The company, never larger than 11, is at nine artists now. The dancers, who range in age from 25 to 39, work from September to May. Diablo doesn’t put on a Nutcracker, which leaves its dancers free to earn money guesting in that holiday cash cow with other companies in December. After this weekend’s Shadelands performances, Diablo plays San Jose State on March 16 and 17 and the Napa Valley Opera House on March 24.

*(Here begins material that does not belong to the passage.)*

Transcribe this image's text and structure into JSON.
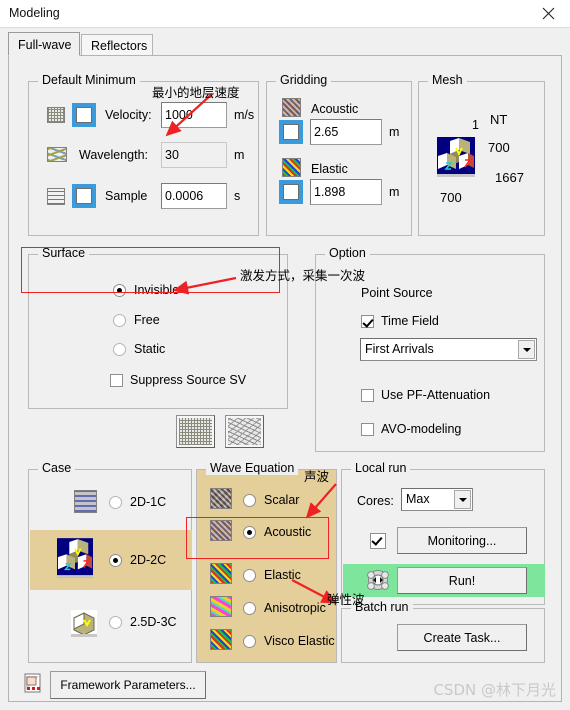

“You need to keep thinking creatively and not keep doing the same thing.” – Lauren Jonas

The repertoire tends toward the plotless and neoclassical, and it has taken the company places. As one of three small troupes entrusted with George Balanchine’s masterwork Apollo (staged on Diablo 10 years ago by Balanchinian dancer Marina Eglevsky, restaged by Jonas, and kept up to snuff by Christopher Stowell, representing the Balanchine Trust), Diablo was invited to perform at an international dance festival in Cali, Colombia. They also dance Balanchine’s popular Tarantella Pas de Deux and excerpts from his Gershwin ballet Who Cares?

Shadelands, Jonas says, is an intimate theater. “You’re really close to the dancers and can see the expressions, and the muscles. And yet they’re onstage, with stage lighting and costumes.” This weekend marks the West Coast premiere of a pas de deux from Christopher Wheeldon’s Mercurial Manoeuvres, set to Shostakovich; two works by dancers in the company; and ODC/SF Artistic Director KT Nelson’s Escaping Game, set to Zap Mama.

And, of course, this weekend marks a high-culture breach of the Twitterverse, an initiative that has already won generous press coverage. Once out in Walnut Creek all by itself, Diablo now competes for eyeballs with Company C and with Smuin Ballet. “How can we be unique, capitalize on our accessibility, and make people feel more included?” Jonas asked. “You need to keep thinking creatively and not keep doing the same thing.”